Embora as memórias de sua vida e as muitas histórias de sua família povoem o imaginário de Ismael Monticelli, até 2020 sua obra se esmerava em evitar, talvez por um projeto ético, a menção a aspectos biográficos. Como crítico do projeto narcísico da branquitude que tem na arte sua faceta mais bem-acabada, o artista programaticamente se esquivara da sedução de falar de si ou dos seus. No entanto, às vésperas do ocaso da pandemia da Covid-19, uma história quis emergir de sua condição de segredo. Não escolheu, obviamente, apresentar-se na chave da translucidez, uma noção da qual o artista sempre esteve incrédulo, cônscio da dimensão ficcional daquilo que se esmera por performar transparências e nitidez de ordens diversas.

Assim, foi desde a opacidade de um segredo sofrido em família que surgiu Corpo estranho, uma instalação que narra os abusos da polícia contra o avô do artista durante a Ditadura Militar.
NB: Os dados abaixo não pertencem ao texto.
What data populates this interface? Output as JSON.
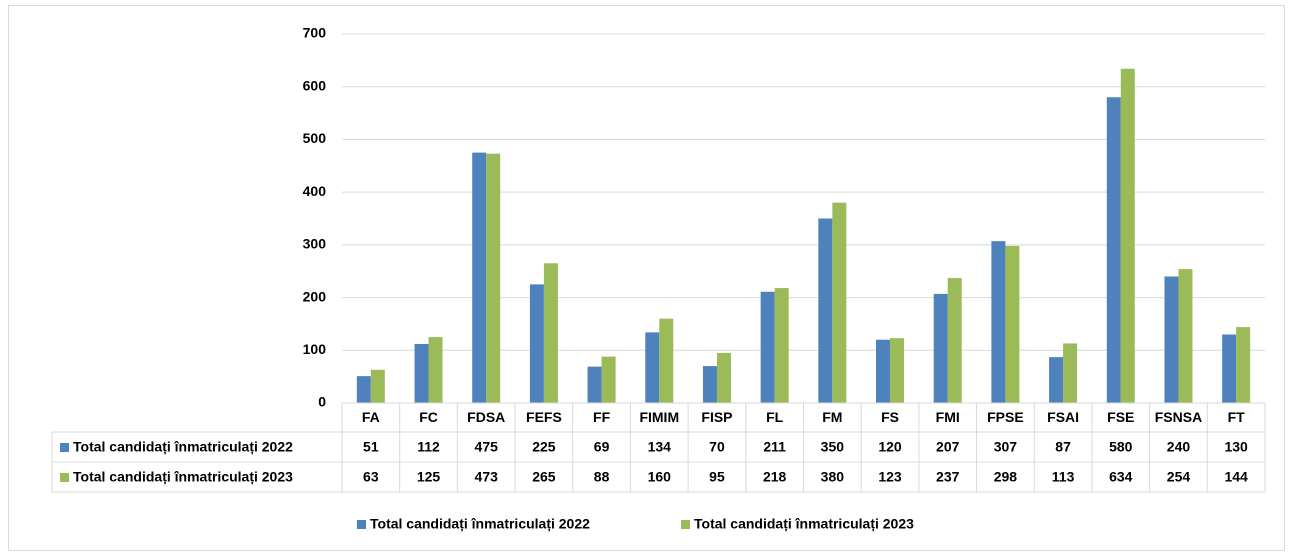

Torturado em meio à mata onde a polícia, sem provas, suspeitava que ele tivesse assassinado seu próprio primo, o avô de Ismael foi mais uma das silenciadas e invisibilizadas vítimas da violência do Estado. Visando conseguir uma confissão para um crime nunca cometido, a polícia surrou e simulou afogamentos no corpo já traumatizado do avô do artista, deixando-o, após meses de tortura, surdo e cego. A memória desse trauma foi transmitida a Ismael por meio de seu pai, cuja narrativa foi novamente fabulada pelo artista em Corpo estranho.

Na extensa instalação, textos recortados sobre folhas de acetato, fotografias do avô e pinturas revestidas com camadas de tule e filó se articulam narrativamente sob a penumbra das memórias obscurecidas pela dor e pelo tempo. Colecionadas por Ismael ao longo de anos, as pinturas de autores desconhecidos foram arranjadas como uma espécie de panorama de uma paisagem genérica, uma floresta inespecífica cuja força reside não na singularidade, mas na ideia de dispersão e coletividade. Veladas por tules – numa filiação tanto às veladuras pictóricas quanto às liturgias do luto – como uma paisagem qualquer, a opacidade de Corpo estranho acolhe mais essa história de dor.
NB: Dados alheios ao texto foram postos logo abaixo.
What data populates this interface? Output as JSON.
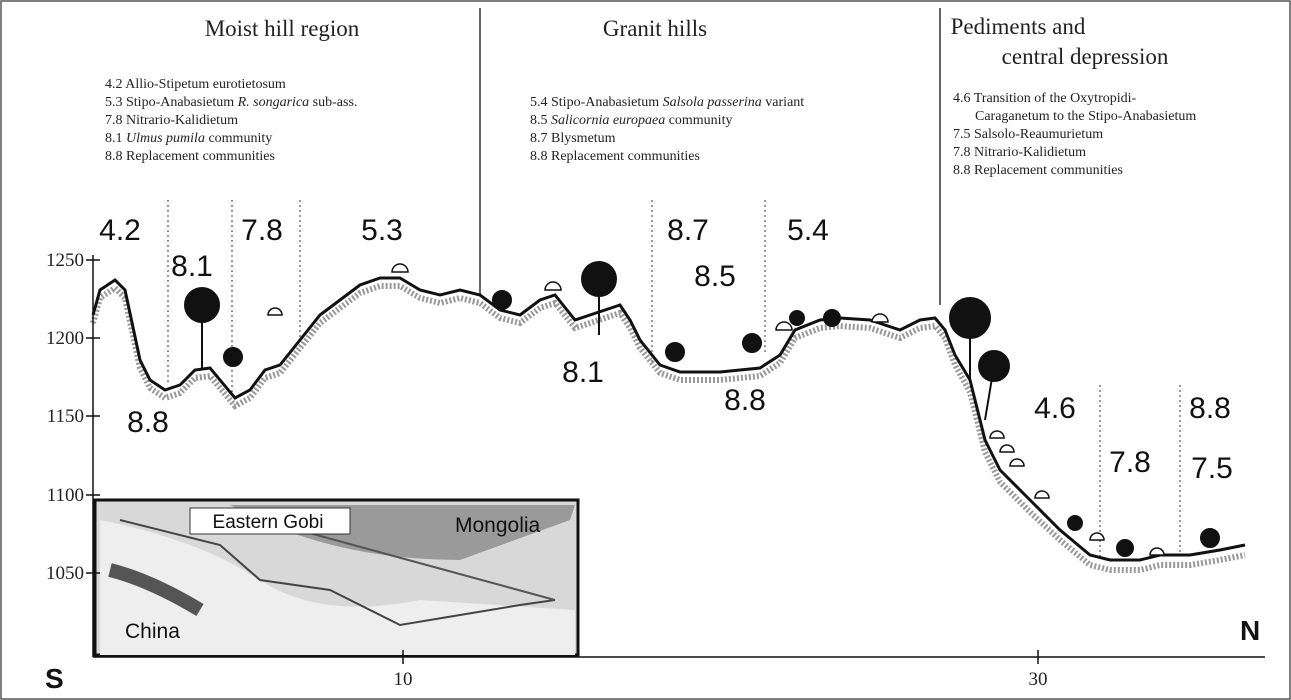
{
  "regions": [
    {
      "title_lines": [
        "Moist hill region"
      ],
      "legend": [
        [
          "4.2 Allio-Stipetum eurotietosum"
        ],
        [
          "5.3 Stipo-Anabasietum",
          "R. songarica",
          "sub-ass."
        ],
        [
          "7.8 Nitrario-Kalidietum"
        ],
        [
          "8.1",
          "Ulmus pumila",
          "community"
        ],
        [
          "8.8 Replacement communities"
        ]
      ]
    },
    {
      "title_lines": [
        "Granit hills"
      ],
      "legend": [
        [
          "5.4 Stipo-Anabasietum",
          "Salsola passerina",
          "variant"
        ],
        [
          "8.5",
          "Salicornia europaea",
          "community"
        ],
        [
          "8.7 Blysmetum"
        ],
        [
          "8.8 Replacement communities"
        ]
      ]
    },
    {
      "title_lines": [
        "Pediments and",
        "central depression"
      ],
      "legend": [
        [
          "4.6 Transition of the Oxytropidi-"
        ],
        [
          "Caraganetum to the Stipo-Anabasietum"
        ],
        [
          "7.5 Salsolo-Reaumurietum"
        ],
        [
          "7.8 Nitrario-Kalidietum"
        ],
        [
          "8.8 Replacement communities"
        ]
      ]
    }
  ],
  "axis": {
    "y_ticks": [
      "1250",
      "1200",
      "1150",
      "1100",
      "1050"
    ],
    "x_ticks": [
      "10",
      "30"
    ],
    "south": "S",
    "north": "N"
  },
  "unit_labels": [
    "4.2",
    "8.1",
    "7.8",
    "5.3",
    "8.8",
    "8.7",
    "5.4",
    "8.5",
    "8.1",
    "8.8",
    "4.6",
    "7.8",
    "8.8",
    "7.5"
  ],
  "map": {
    "labels": [
      "Eastern Gobi",
      "Mongolia",
      "China"
    ]
  }
}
Although memories of his life and many stories from his family populate the imagination of Ismael Monticelli, until 2020 his work diligently avoided, perhaps as an ethical project, mentioning biographical aspects. As a critic of the narcissistic project of whiteness, which has its most refined facet in art, the artist programmatically shunned the temptation to speak of himself or his own. However, on the eve of the Covid-19 pandemic’s decline, a story wanted to emerge from its condition of secrecy. It did not choose, obviously, to present itself in the key of translucency, a notion the artist has always been skeptical of, conscious of the fictional dimension of that which strives to perform various orders of transparency and clarity.
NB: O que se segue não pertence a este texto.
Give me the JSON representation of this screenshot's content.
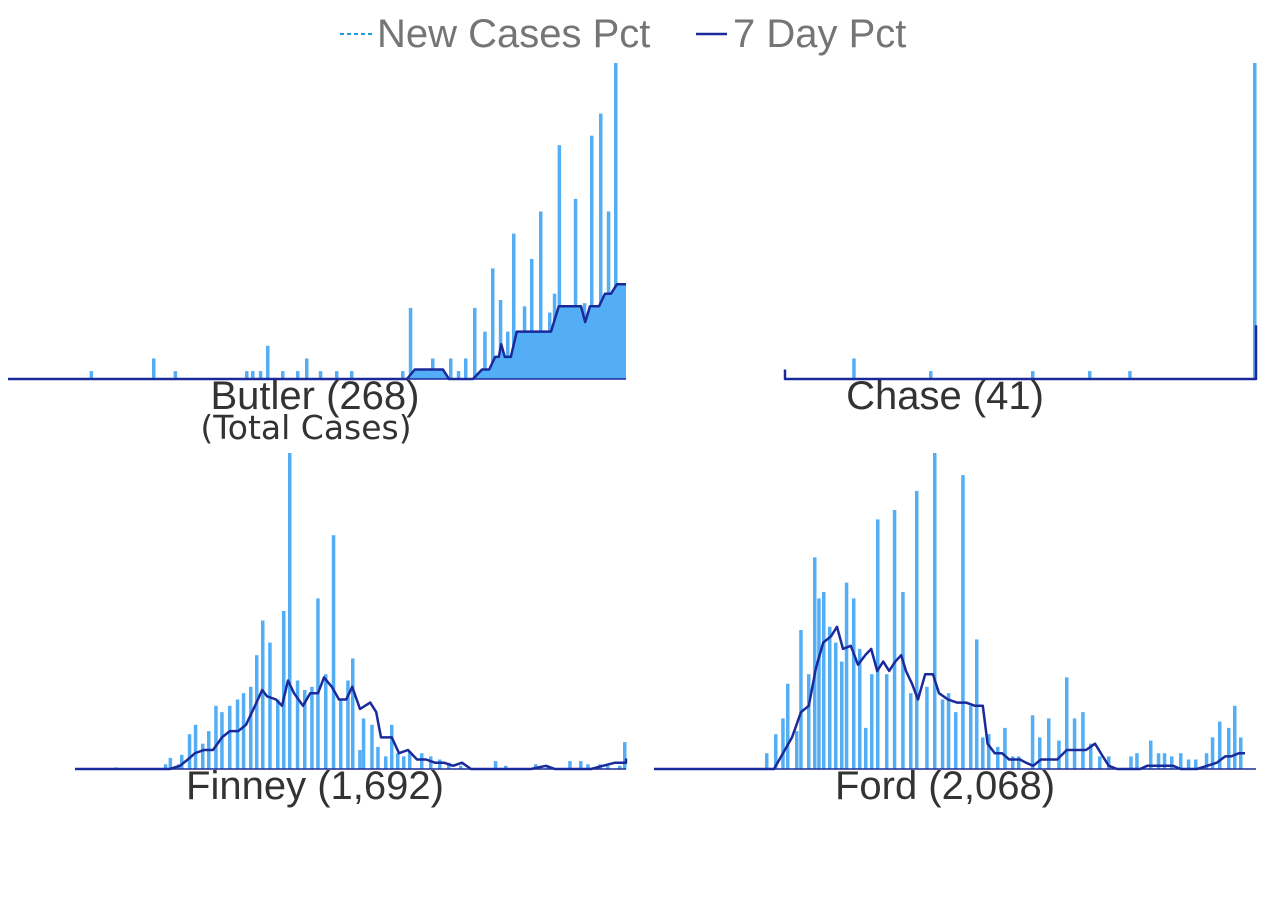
{
  "legend": {
    "items": [
      {
        "label": "New Cases Pct",
        "style": "dashed",
        "color": "#1f9bd7"
      },
      {
        "label": "7 Day Pct",
        "style": "solid",
        "color": "#1a2a9a"
      }
    ]
  },
  "total_cases_note": "(Total Cases)",
  "colors": {
    "bar": "#54aef6",
    "line": "#1a2a9a",
    "axis": "#1a2a9a",
    "legend_text": "#757575",
    "title_text": "#333333"
  },
  "chart_data": [
    {
      "type": "bar",
      "title": "Butler (268)",
      "subtitle": "(Total Cases)",
      "ylim": [
        0,
        100
      ],
      "spikes": [
        {
          "x": 0.136,
          "y": 2.5
        },
        {
          "x": 0.24,
          "y": 6.5
        },
        {
          "x": 0.276,
          "y": 2.5
        },
        {
          "x": 0.395,
          "y": 2.5
        },
        {
          "x": 0.405,
          "y": 2.5
        },
        {
          "x": 0.418,
          "y": 2.5
        },
        {
          "x": 0.43,
          "y": 10.5
        },
        {
          "x": 0.455,
          "y": 2.5
        },
        {
          "x": 0.48,
          "y": 2.5
        },
        {
          "x": 0.495,
          "y": 6.5
        },
        {
          "x": 0.518,
          "y": 2.5
        },
        {
          "x": 0.545,
          "y": 2.5
        },
        {
          "x": 0.57,
          "y": 2.5
        },
        {
          "x": 0.655,
          "y": 2.5
        },
        {
          "x": 0.668,
          "y": 22.5
        },
        {
          "x": 0.705,
          "y": 6.5
        },
        {
          "x": 0.735,
          "y": 6.5
        },
        {
          "x": 0.748,
          "y": 2.5
        },
        {
          "x": 0.76,
          "y": 6.5
        },
        {
          "x": 0.775,
          "y": 22.5
        },
        {
          "x": 0.792,
          "y": 15
        },
        {
          "x": 0.805,
          "y": 35
        },
        {
          "x": 0.818,
          "y": 25
        },
        {
          "x": 0.83,
          "y": 15
        },
        {
          "x": 0.84,
          "y": 46
        },
        {
          "x": 0.852,
          "y": 3
        },
        {
          "x": 0.858,
          "y": 23
        },
        {
          "x": 0.87,
          "y": 38
        },
        {
          "x": 0.885,
          "y": 53
        },
        {
          "x": 0.9,
          "y": 21
        },
        {
          "x": 0.908,
          "y": 27
        },
        {
          "x": 0.916,
          "y": 74
        },
        {
          "x": 0.925,
          "y": 22
        },
        {
          "x": 0.943,
          "y": 57
        },
        {
          "x": 0.958,
          "y": 24
        },
        {
          "x": 0.97,
          "y": 77
        },
        {
          "x": 0.985,
          "y": 84
        },
        {
          "x": 0.998,
          "y": 53
        },
        {
          "x": 1.01,
          "y": 100
        }
      ],
      "line": [
        [
          0.0,
          0
        ],
        [
          0.665,
          0
        ],
        [
          0.678,
          3
        ],
        [
          0.725,
          3
        ],
        [
          0.735,
          0
        ],
        [
          0.775,
          0
        ],
        [
          0.79,
          3
        ],
        [
          0.802,
          3
        ],
        [
          0.812,
          7
        ],
        [
          0.818,
          7
        ],
        [
          0.822,
          11
        ],
        [
          0.828,
          7
        ],
        [
          0.838,
          7
        ],
        [
          0.848,
          15
        ],
        [
          0.905,
          15
        ],
        [
          0.918,
          23
        ],
        [
          0.955,
          23
        ],
        [
          0.962,
          18
        ],
        [
          0.97,
          23
        ],
        [
          0.985,
          23
        ],
        [
          0.995,
          27
        ],
        [
          1.005,
          27
        ],
        [
          1.015,
          30
        ],
        [
          1.03,
          30
        ]
      ],
      "line_fill_under": true
    },
    {
      "type": "bar",
      "title": "Chase (41)",
      "ylim": [
        0,
        100
      ],
      "spikes": [
        {
          "x": 0.112,
          "y": 6.5
        },
        {
          "x": 0.24,
          "y": 2.5
        },
        {
          "x": 0.41,
          "y": 2.5
        },
        {
          "x": 0.505,
          "y": 2.5
        },
        {
          "x": 0.572,
          "y": 2.5
        },
        {
          "x": 0.955,
          "y": 100
        },
        {
          "x": 0.975,
          "y": 10
        },
        {
          "x": 0.985,
          "y": 13
        }
      ],
      "line": [
        [
          -0.115,
          3
        ],
        [
          -0.105,
          0
        ],
        [
          0.935,
          0
        ],
        [
          0.945,
          13
        ],
        [
          0.965,
          13
        ],
        [
          0.985,
          17
        ]
      ],
      "line_fill_under": true
    },
    {
      "type": "bar",
      "title": "Finney (1,692)",
      "ylim": [
        0,
        100
      ],
      "spikes": [
        {
          "x": 0.065,
          "y": 0.5
        },
        {
          "x": 0.148,
          "y": 1.5
        },
        {
          "x": 0.156,
          "y": 3.5
        },
        {
          "x": 0.17,
          "y": 1.5
        },
        {
          "x": 0.175,
          "y": 4.5
        },
        {
          "x": 0.188,
          "y": 11
        },
        {
          "x": 0.198,
          "y": 14
        },
        {
          "x": 0.21,
          "y": 8
        },
        {
          "x": 0.22,
          "y": 12
        },
        {
          "x": 0.232,
          "y": 20
        },
        {
          "x": 0.242,
          "y": 18
        },
        {
          "x": 0.255,
          "y": 20
        },
        {
          "x": 0.268,
          "y": 22
        },
        {
          "x": 0.278,
          "y": 24
        },
        {
          "x": 0.29,
          "y": 26
        },
        {
          "x": 0.3,
          "y": 36
        },
        {
          "x": 0.31,
          "y": 47
        },
        {
          "x": 0.322,
          "y": 40
        },
        {
          "x": 0.335,
          "y": 22
        },
        {
          "x": 0.345,
          "y": 50
        },
        {
          "x": 0.355,
          "y": 100
        },
        {
          "x": 0.368,
          "y": 28
        },
        {
          "x": 0.38,
          "y": 25
        },
        {
          "x": 0.392,
          "y": 26
        },
        {
          "x": 0.402,
          "y": 54
        },
        {
          "x": 0.415,
          "y": 30
        },
        {
          "x": 0.428,
          "y": 74
        },
        {
          "x": 0.44,
          "y": 22
        },
        {
          "x": 0.452,
          "y": 28
        },
        {
          "x": 0.46,
          "y": 35
        },
        {
          "x": 0.472,
          "y": 6
        },
        {
          "x": 0.478,
          "y": 16
        },
        {
          "x": 0.492,
          "y": 14
        },
        {
          "x": 0.502,
          "y": 7
        },
        {
          "x": 0.515,
          "y": 4
        },
        {
          "x": 0.525,
          "y": 14
        },
        {
          "x": 0.535,
          "y": 5
        },
        {
          "x": 0.545,
          "y": 4
        },
        {
          "x": 0.555,
          "y": 5.5
        },
        {
          "x": 0.575,
          "y": 5
        },
        {
          "x": 0.59,
          "y": 4
        },
        {
          "x": 0.605,
          "y": 3
        },
        {
          "x": 0.62,
          "y": 2
        },
        {
          "x": 0.64,
          "y": 1
        },
        {
          "x": 0.698,
          "y": 2.5
        },
        {
          "x": 0.715,
          "y": 1
        },
        {
          "x": 0.765,
          "y": 1.5
        },
        {
          "x": 0.785,
          "y": 1
        },
        {
          "x": 0.822,
          "y": 2.5
        },
        {
          "x": 0.84,
          "y": 2.5
        },
        {
          "x": 0.852,
          "y": 1.5
        },
        {
          "x": 0.872,
          "y": 1.5
        },
        {
          "x": 0.885,
          "y": 1
        },
        {
          "x": 0.905,
          "y": 1
        },
        {
          "x": 0.928,
          "y": 6.5
        },
        {
          "x": 0.942,
          "y": 4.5
        },
        {
          "x": 0.955,
          "y": 4.5
        },
        {
          "x": 0.97,
          "y": 5.5
        },
        {
          "x": 0.982,
          "y": 7
        },
        {
          "x": 0.995,
          "y": 7.5
        },
        {
          "x": 1.015,
          "y": 6
        },
        {
          "x": 1.03,
          "y": 8.5
        }
      ],
      "line": [
        [
          0.0,
          0
        ],
        [
          0.158,
          0
        ],
        [
          0.175,
          1
        ],
        [
          0.188,
          3
        ],
        [
          0.2,
          5
        ],
        [
          0.215,
          6
        ],
        [
          0.23,
          6
        ],
        [
          0.245,
          10
        ],
        [
          0.258,
          12
        ],
        [
          0.272,
          12
        ],
        [
          0.285,
          14
        ],
        [
          0.3,
          20
        ],
        [
          0.312,
          25
        ],
        [
          0.32,
          23
        ],
        [
          0.335,
          22
        ],
        [
          0.345,
          20
        ],
        [
          0.355,
          28
        ],
        [
          0.365,
          24
        ],
        [
          0.38,
          20
        ],
        [
          0.392,
          24
        ],
        [
          0.405,
          24
        ],
        [
          0.415,
          29
        ],
        [
          0.428,
          26
        ],
        [
          0.44,
          22
        ],
        [
          0.452,
          22
        ],
        [
          0.462,
          26
        ],
        [
          0.475,
          19
        ],
        [
          0.492,
          21
        ],
        [
          0.502,
          18
        ],
        [
          0.51,
          10
        ],
        [
          0.528,
          10
        ],
        [
          0.54,
          5
        ],
        [
          0.555,
          6
        ],
        [
          0.57,
          3
        ],
        [
          0.585,
          3
        ],
        [
          0.6,
          2
        ],
        [
          0.615,
          2
        ],
        [
          0.63,
          1
        ],
        [
          0.645,
          2
        ],
        [
          0.66,
          0
        ],
        [
          0.76,
          0
        ],
        [
          0.785,
          1
        ],
        [
          0.8,
          0
        ],
        [
          0.86,
          0
        ],
        [
          0.88,
          1
        ],
        [
          0.9,
          2
        ],
        [
          0.925,
          2
        ],
        [
          0.945,
          3
        ],
        [
          0.96,
          2
        ],
        [
          0.975,
          3
        ],
        [
          0.99,
          2
        ],
        [
          1.005,
          2
        ],
        [
          1.02,
          2
        ],
        [
          1.04,
          2
        ]
      ],
      "line_fill_under": false
    },
    {
      "type": "bar",
      "title": "Ford (2,068)",
      "ylim": [
        0,
        100
      ],
      "spikes": [
        {
          "x": 0.185,
          "y": 5
        },
        {
          "x": 0.2,
          "y": 11
        },
        {
          "x": 0.212,
          "y": 16
        },
        {
          "x": 0.22,
          "y": 27
        },
        {
          "x": 0.235,
          "y": 12
        },
        {
          "x": 0.242,
          "y": 44
        },
        {
          "x": 0.255,
          "y": 30
        },
        {
          "x": 0.265,
          "y": 67
        },
        {
          "x": 0.272,
          "y": 54
        },
        {
          "x": 0.28,
          "y": 56
        },
        {
          "x": 0.29,
          "y": 45
        },
        {
          "x": 0.3,
          "y": 40
        },
        {
          "x": 0.31,
          "y": 34
        },
        {
          "x": 0.318,
          "y": 59
        },
        {
          "x": 0.33,
          "y": 54
        },
        {
          "x": 0.34,
          "y": 38
        },
        {
          "x": 0.35,
          "y": 13
        },
        {
          "x": 0.36,
          "y": 30
        },
        {
          "x": 0.37,
          "y": 79
        },
        {
          "x": 0.385,
          "y": 30
        },
        {
          "x": 0.398,
          "y": 82
        },
        {
          "x": 0.412,
          "y": 56
        },
        {
          "x": 0.425,
          "y": 24
        },
        {
          "x": 0.435,
          "y": 88
        },
        {
          "x": 0.452,
          "y": 26
        },
        {
          "x": 0.465,
          "y": 100
        },
        {
          "x": 0.478,
          "y": 22
        },
        {
          "x": 0.488,
          "y": 24
        },
        {
          "x": 0.5,
          "y": 18
        },
        {
          "x": 0.512,
          "y": 93
        },
        {
          "x": 0.525,
          "y": 20
        },
        {
          "x": 0.535,
          "y": 41
        },
        {
          "x": 0.545,
          "y": 10
        },
        {
          "x": 0.555,
          "y": 11
        },
        {
          "x": 0.57,
          "y": 7
        },
        {
          "x": 0.582,
          "y": 13
        },
        {
          "x": 0.595,
          "y": 4
        },
        {
          "x": 0.605,
          "y": 4
        },
        {
          "x": 0.628,
          "y": 17
        },
        {
          "x": 0.64,
          "y": 10
        },
        {
          "x": 0.655,
          "y": 16
        },
        {
          "x": 0.672,
          "y": 9
        },
        {
          "x": 0.685,
          "y": 29
        },
        {
          "x": 0.698,
          "y": 16
        },
        {
          "x": 0.712,
          "y": 18
        },
        {
          "x": 0.725,
          "y": 8
        },
        {
          "x": 0.74,
          "y": 4
        },
        {
          "x": 0.755,
          "y": 4
        },
        {
          "x": 0.792,
          "y": 4
        },
        {
          "x": 0.802,
          "y": 5
        },
        {
          "x": 0.825,
          "y": 9
        },
        {
          "x": 0.838,
          "y": 5
        },
        {
          "x": 0.848,
          "y": 5
        },
        {
          "x": 0.86,
          "y": 4
        },
        {
          "x": 0.875,
          "y": 5
        },
        {
          "x": 0.888,
          "y": 3
        },
        {
          "x": 0.9,
          "y": 3
        },
        {
          "x": 0.918,
          "y": 5
        },
        {
          "x": 0.928,
          "y": 10
        },
        {
          "x": 0.94,
          "y": 15
        },
        {
          "x": 0.955,
          "y": 13
        },
        {
          "x": 0.965,
          "y": 20
        },
        {
          "x": 0.975,
          "y": 10
        }
      ],
      "line": [
        [
          0.0,
          0
        ],
        [
          0.2,
          0
        ],
        [
          0.215,
          5
        ],
        [
          0.23,
          10
        ],
        [
          0.245,
          18
        ],
        [
          0.258,
          20
        ],
        [
          0.27,
          32
        ],
        [
          0.282,
          40
        ],
        [
          0.295,
          42
        ],
        [
          0.305,
          45
        ],
        [
          0.315,
          38
        ],
        [
          0.328,
          39
        ],
        [
          0.34,
          33
        ],
        [
          0.352,
          36
        ],
        [
          0.362,
          38
        ],
        [
          0.372,
          31
        ],
        [
          0.382,
          34
        ],
        [
          0.392,
          31
        ],
        [
          0.402,
          34
        ],
        [
          0.412,
          36
        ],
        [
          0.42,
          31
        ],
        [
          0.43,
          27
        ],
        [
          0.44,
          22
        ],
        [
          0.452,
          30
        ],
        [
          0.465,
          30
        ],
        [
          0.475,
          24
        ],
        [
          0.49,
          22
        ],
        [
          0.505,
          21
        ],
        [
          0.52,
          21
        ],
        [
          0.535,
          20
        ],
        [
          0.548,
          20
        ],
        [
          0.556,
          8
        ],
        [
          0.568,
          5
        ],
        [
          0.58,
          5
        ],
        [
          0.592,
          3
        ],
        [
          0.61,
          3
        ],
        [
          0.62,
          2
        ],
        [
          0.632,
          1
        ],
        [
          0.645,
          3
        ],
        [
          0.66,
          3
        ],
        [
          0.672,
          3
        ],
        [
          0.688,
          6
        ],
        [
          0.72,
          6
        ],
        [
          0.735,
          8
        ],
        [
          0.748,
          4
        ],
        [
          0.758,
          1
        ],
        [
          0.772,
          0
        ],
        [
          0.81,
          0
        ],
        [
          0.822,
          1
        ],
        [
          0.865,
          1
        ],
        [
          0.878,
          0
        ],
        [
          0.905,
          0
        ],
        [
          0.922,
          1
        ],
        [
          0.938,
          2
        ],
        [
          0.952,
          4
        ],
        [
          0.962,
          4
        ],
        [
          0.975,
          5
        ],
        [
          0.985,
          5
        ]
      ],
      "line_fill_under": false
    }
  ]
}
Thus, from the opacity of a family secret emerged Strange Body, an installation narrating the police abuses against the artist's grandfather during the Military Dictatorship. Tortured in the forest where the police, without evidence, suspected he had murdered his own cousin, Ismael’s grandfather was another silenced and invisible victim of state violence. Seeking a confession for a crime never committed, the police beat and simulated drownings on the already traumatized body of the artist's grandfather, leaving him, after months of torture, deaf and blind. This traumatic memory was passed on to Ismael by his father, whose narrative was once again fabulized by the artist in Strange Body.

In the extensive installation, texts cut out on acetate sheets, photographs of the grandfather, and paintings covered with layers of tulle and netting are narratively articulated under the twilight of memories obscured by pain and time. Collected by Ismael over the years, the paintings by unknown authors were arranged as a sort of panorama of a generic landscape, an unspecified forest whose strength lies not in its singularity but in the idea of dispersion and collectivity. Veiled by tulles – relating both to pictorial glazes and the liturgies of mourning – like any landscape, the opacity of Strange Body embraces yet another story of pain.